When relieved from such limitations and constraints, one finds that spontaneous questions from students of all ages are so refreshing. I try not to act as a coaching instructor for
any discipline but I do try to take up the queries, even go on tangential excursions, keeping in mind the age and the hidden concerns behind particular questions. It is possible that my feelings and thinking in this regard had some influence on the spirit and content of NCF-1995. It is more likely that some of my vague ideas found words through interaction and wisdom of a thousand remarkable people led by Prof. Krishna Kumar, engaged in the exercise of creating the framework.
Our new book is called Random Curiosity. Perhaps the word 'Random' is superfluous, perhaps not. We feel that curiosity by nature has a random character. This might be triggered by some new observation, some new thoughts that have been idling around our mind, a chance encounter with a restless soul, or just because we have grown up suddenly, or hit by a Cosmic Ray somewhere in the brain! In preparing the final version of this book I had full collaboration, criticism, and corrections from my son Dr. Rahul Pal. Rahul, a serious young scientist from the National Institute of Immunology, has been a long time co-worker, even though we come from different disciplines. Every answer has been tried on him and often corrected. We did have differences. Rahul often gets impatient with my folksy and bazaari style. He sometimes feels that I insult the exactitude of serious science. He often prevails, but not always. He does not sulk if I do not fall in line. This book is somewhat bigger. It is based on questions, answered mainly in Malayala Manorama and The Tribune; and thus gleaned from their weekly columns. We were surprised and delighted, for the questions kept pouring in. I firmly believe that it is this stream of questions that has kept me young and "childlike". Yes, "childlike" is a description I find rather flattering at this stage of my life.
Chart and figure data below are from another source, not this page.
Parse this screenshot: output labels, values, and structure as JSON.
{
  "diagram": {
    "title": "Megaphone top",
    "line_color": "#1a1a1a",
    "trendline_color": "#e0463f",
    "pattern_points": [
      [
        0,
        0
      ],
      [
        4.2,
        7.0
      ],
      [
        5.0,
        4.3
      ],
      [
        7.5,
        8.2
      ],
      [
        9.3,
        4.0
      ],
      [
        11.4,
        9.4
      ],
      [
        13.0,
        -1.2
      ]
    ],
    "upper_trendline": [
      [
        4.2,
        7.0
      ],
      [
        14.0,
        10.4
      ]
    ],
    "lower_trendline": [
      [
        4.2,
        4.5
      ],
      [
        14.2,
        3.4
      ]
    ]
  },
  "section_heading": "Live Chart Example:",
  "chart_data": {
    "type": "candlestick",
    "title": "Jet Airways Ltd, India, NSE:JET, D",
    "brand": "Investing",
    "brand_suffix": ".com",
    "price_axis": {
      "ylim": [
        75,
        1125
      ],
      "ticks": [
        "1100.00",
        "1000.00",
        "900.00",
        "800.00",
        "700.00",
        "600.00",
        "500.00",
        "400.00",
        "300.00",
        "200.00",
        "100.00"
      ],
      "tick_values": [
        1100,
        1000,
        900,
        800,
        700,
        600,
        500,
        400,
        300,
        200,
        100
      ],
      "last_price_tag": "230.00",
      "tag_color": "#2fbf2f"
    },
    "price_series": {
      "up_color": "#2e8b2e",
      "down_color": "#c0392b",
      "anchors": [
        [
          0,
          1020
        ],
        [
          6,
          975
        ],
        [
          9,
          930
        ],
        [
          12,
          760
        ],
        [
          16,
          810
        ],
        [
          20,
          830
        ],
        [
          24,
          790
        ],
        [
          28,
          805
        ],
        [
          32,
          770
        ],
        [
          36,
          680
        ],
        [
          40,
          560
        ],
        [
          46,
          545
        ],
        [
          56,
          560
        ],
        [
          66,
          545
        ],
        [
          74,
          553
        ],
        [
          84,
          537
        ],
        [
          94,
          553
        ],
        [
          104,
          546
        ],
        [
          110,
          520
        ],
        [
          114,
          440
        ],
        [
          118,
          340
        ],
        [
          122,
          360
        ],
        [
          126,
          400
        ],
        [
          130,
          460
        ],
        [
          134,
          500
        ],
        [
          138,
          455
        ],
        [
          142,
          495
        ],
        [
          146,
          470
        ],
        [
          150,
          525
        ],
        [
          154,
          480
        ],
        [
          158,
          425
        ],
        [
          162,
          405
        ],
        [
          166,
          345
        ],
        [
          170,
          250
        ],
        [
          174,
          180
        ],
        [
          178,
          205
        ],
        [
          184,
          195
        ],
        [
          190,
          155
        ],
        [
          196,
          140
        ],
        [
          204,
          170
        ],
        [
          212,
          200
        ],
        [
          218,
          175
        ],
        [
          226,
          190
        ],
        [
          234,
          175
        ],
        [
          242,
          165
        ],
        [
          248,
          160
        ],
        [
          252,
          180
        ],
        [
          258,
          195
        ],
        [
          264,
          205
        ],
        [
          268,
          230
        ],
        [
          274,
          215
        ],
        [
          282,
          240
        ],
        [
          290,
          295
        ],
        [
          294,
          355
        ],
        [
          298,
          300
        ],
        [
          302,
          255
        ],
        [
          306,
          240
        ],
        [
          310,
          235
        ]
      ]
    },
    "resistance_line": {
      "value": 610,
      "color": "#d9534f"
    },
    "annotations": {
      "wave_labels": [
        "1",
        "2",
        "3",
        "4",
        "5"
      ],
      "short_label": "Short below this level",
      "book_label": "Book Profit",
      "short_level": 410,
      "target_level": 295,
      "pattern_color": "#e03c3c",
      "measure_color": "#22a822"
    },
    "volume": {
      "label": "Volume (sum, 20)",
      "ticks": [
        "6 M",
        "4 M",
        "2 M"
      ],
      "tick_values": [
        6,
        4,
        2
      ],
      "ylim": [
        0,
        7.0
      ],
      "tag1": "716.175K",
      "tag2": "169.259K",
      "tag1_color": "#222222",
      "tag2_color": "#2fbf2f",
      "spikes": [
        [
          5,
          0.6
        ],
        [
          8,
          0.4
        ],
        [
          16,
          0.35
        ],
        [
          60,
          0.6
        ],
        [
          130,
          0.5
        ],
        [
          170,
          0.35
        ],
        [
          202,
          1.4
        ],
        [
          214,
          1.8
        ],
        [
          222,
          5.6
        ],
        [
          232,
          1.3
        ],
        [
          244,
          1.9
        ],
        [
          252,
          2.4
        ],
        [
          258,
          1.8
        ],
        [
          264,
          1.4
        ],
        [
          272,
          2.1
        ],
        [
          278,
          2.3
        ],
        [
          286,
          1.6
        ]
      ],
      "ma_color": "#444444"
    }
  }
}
My wondering now is catalyzed and inspired by children. They often make me look at things that had passed me by. I try not to avoid inconvenient questions. But I hope I do not become too pedantic or fundamentalist in my thinking. This interaction with children is a precious gift — much beyond what I could have dreamt of at this time of my life. Initially the questions came through post but now they mostly come through e-mail. We hope that this collection, based on six years of interaction, might be amusing, joyful or instructive for readers. The basic contribution springs from the curiosity of children and others who keep writing. We continue to learn. In the end a few words about the organization of the material in this book. We have purposely decided that each question stands on its own. Therefore, we have put them in as randomly as they came. The list of the questions appearing in the text has been provided in the form of contents page; and an exhaustive index has been given at the end for the readers' benefit. We are sure this arrangement would work for the easy reading of Random Curiosity.